Essentially, MSME’S are an active player in the economy of the country, and the current pandemic as well as the gripping pain of this sector which is largely informal, has touched home. To this, she said,
“It boils down to what economies as a whole are made of… the growth of this market sector in particular has a strong indicator of a growing economy… MSME’s make up the bulk of this finished goods and services and they also create a huge chunk of the available employment in most countries in the African context roughly 8% of all the region employment is created by the MSME’s, so we cannot simply ignore them or leave them to fend for themselves during this crisis… it’s just a matter of fact that we just can’t afford to do that and that’s why many governments, Ghana inclusive are focusing a great deal of their efforts in ensuring that these crop businesses do not fail during these times”.
“In Ghana, we have several initiatives that have been availed, the coronavirus alleviation program (CAP)… we also have the MasterCard foundation recovery and resilience program which is an approximately GHC 90 million initiative all housed under the NBSSI”
Despite the challenges of these MSME’s getting sufficient funds to support their businesses due to the dispositions they find themselves in as some are not even formally registered and with the little public record and on them to benefit from these alleviation programs, “these problems also make it difficult for government intervention to also target them but we also know these type of entities or establishments also play a huge role in the running of our economy”.

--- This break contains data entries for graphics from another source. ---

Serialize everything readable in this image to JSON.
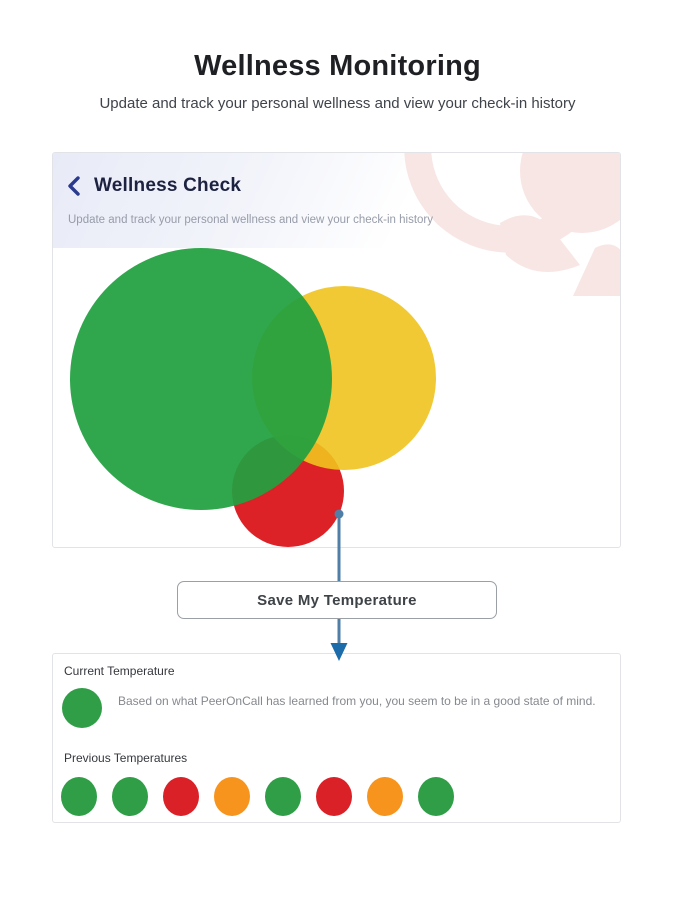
{
  "header": {
    "title": "Wellness Monitoring",
    "subtitle": "Update and track your personal wellness and view your check-in history"
  },
  "wellness_card": {
    "title": "Wellness Check",
    "subtitle": "Update and track your personal wellness and view your check-in history",
    "temperature_options": [
      {
        "name": "green",
        "color": "#21a040"
      },
      {
        "name": "yellow",
        "color": "#efc31e"
      },
      {
        "name": "red",
        "color": "#dc2127"
      }
    ]
  },
  "save_button": {
    "label": "Save My Temperature"
  },
  "results_card": {
    "current": {
      "label": "Current Temperature",
      "color": "#2f9e47",
      "description": "Based on what PeerOnCall has learned from you, you seem to be in a good state of mind."
    },
    "previous": {
      "label": "Previous Temperatures",
      "colors": [
        "#2f9e47",
        "#2f9e47",
        "#da2128",
        "#f7941e",
        "#2f9e47",
        "#da2128",
        "#f7941e",
        "#2f9e47"
      ]
    }
  },
  "colors": {
    "navy_title": "#1c2240",
    "chevron_blue": "#2a3a8f",
    "arrow_blue": "#4f7fa6",
    "arrowhead_blue": "#1c6ca9",
    "watermark_pink": "#f8e6e5"
  }
}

On 21st May 2020, the CEO of the National Board for Small Scale Industries (NBSSI), Mrs. Kosi A. Yankey-Ayeh outlined the categories of Micro, Small, and Medium Enterprises (MSMEs), which qualify to benefit from the Coronavirus Alleviation Programme (CAP) Business Support Scheme. According to her, MSME’S with one to five employees, small enterprises with six 29 employees, and medium enterprises with 30 to 99 employees do qualify for a loan.
Commenting on this, she said,
“There is no one size fits all when it comes to the determination of what makes a medium, micro, or small enterprise and each country has its own definition… I personally am not sure whether basing it purely on the number of employees gets to the heart of the value that that entity provides to the broader economy… in my intervention, if I would prefer it would go to those that employ the most because that’s where the impact is felt the most”.

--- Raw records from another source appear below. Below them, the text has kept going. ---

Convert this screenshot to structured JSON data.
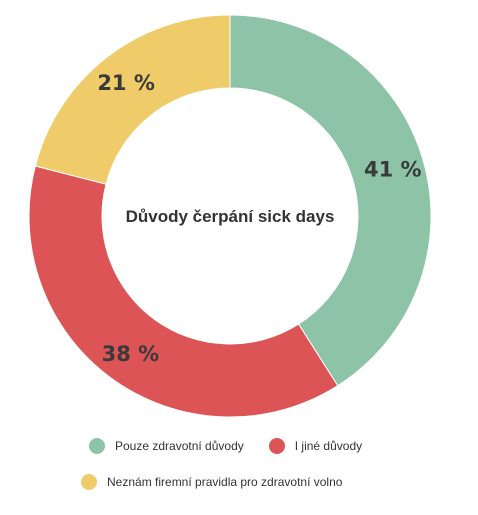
{
  "chart_data": {
    "type": "pie",
    "title": "Důvody čerpání sick days",
    "categories": [
      "Pouze zdravotní důvody",
      "I jiné důvody",
      "Neznám firemní pravidla pro zdravotní volno"
    ],
    "values": [
      41,
      38,
      21
    ],
    "value_labels": [
      "41 %",
      "38 %",
      "21 %"
    ],
    "colors": [
      "#8dc3a7",
      "#dc5456",
      "#f0cb6a"
    ],
    "legend_position": "bottom"
  }
}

Most of these enterprises are in a dire state as they mostly run primarily on the inflow of cash via daily transactions with clients to stay afloat and once this gets destroyed then it leaves little room for recovery as intervention models from the government are sparse to cater for all businesses.

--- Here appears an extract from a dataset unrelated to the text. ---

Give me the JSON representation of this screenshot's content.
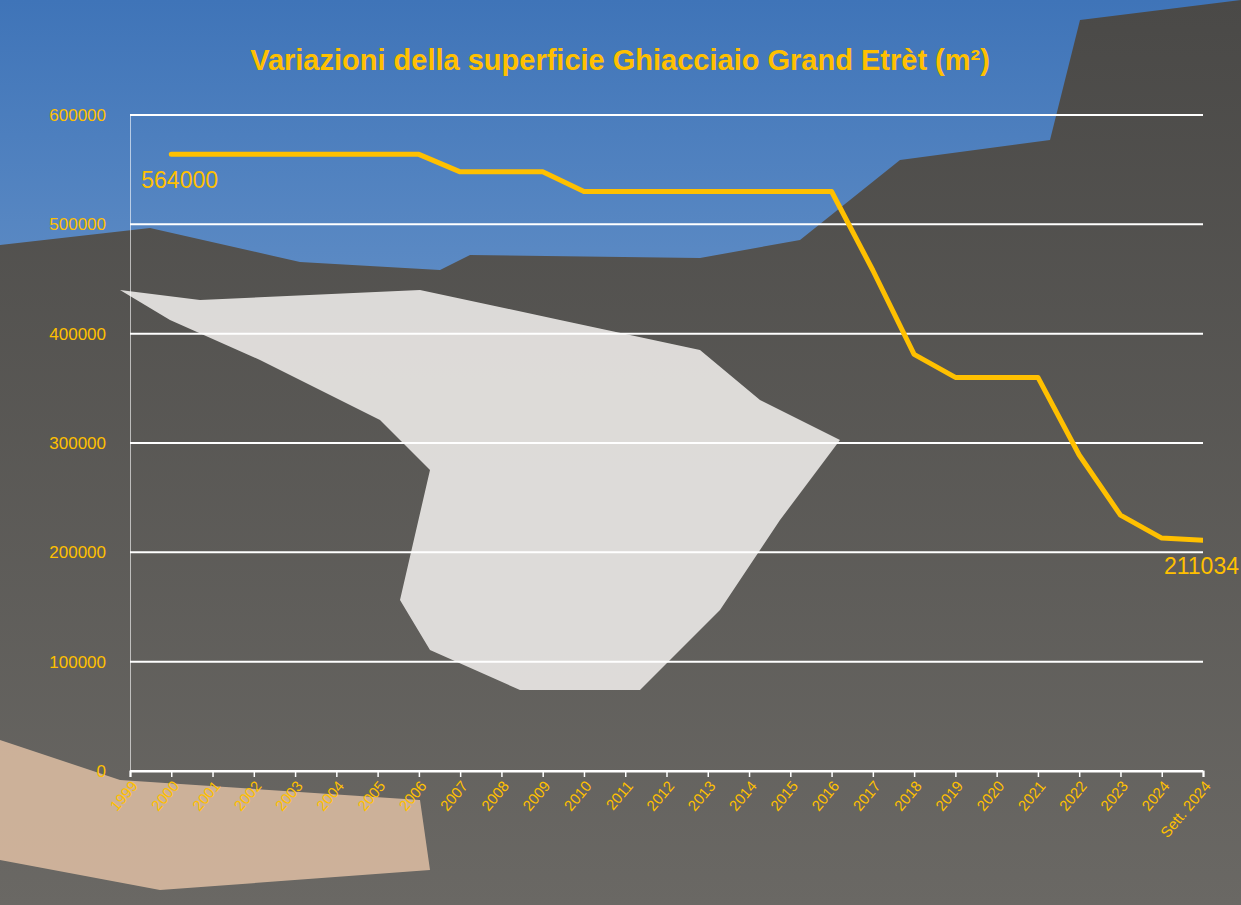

“When you’re cash strapped in that respect then you’ll have the fallback of all the other things that align with that, losing your core base of employees or even having to furlough them, having to come up with interesting measures that can keep your employees in place or maybe reduce your own salary as a leader”.
Despite the stark disparity in qualifying for these alleviation programs, these businesses can relatively thrive without government injection. In advising MSME’s, she said,
“One of the things businesses can do without government intervention, so for any business my first inclination is to say that first of all, if you’re not already doing so, it is important that you start to develop and adapt business continuity plans or BCP’s… also, they involve determining a range of threat scenarios and creating a plan of how to maintain business continuity during these incidents. It often also means retrenching back to your core services and letting less important activities go until the situation takes a turn for the better”.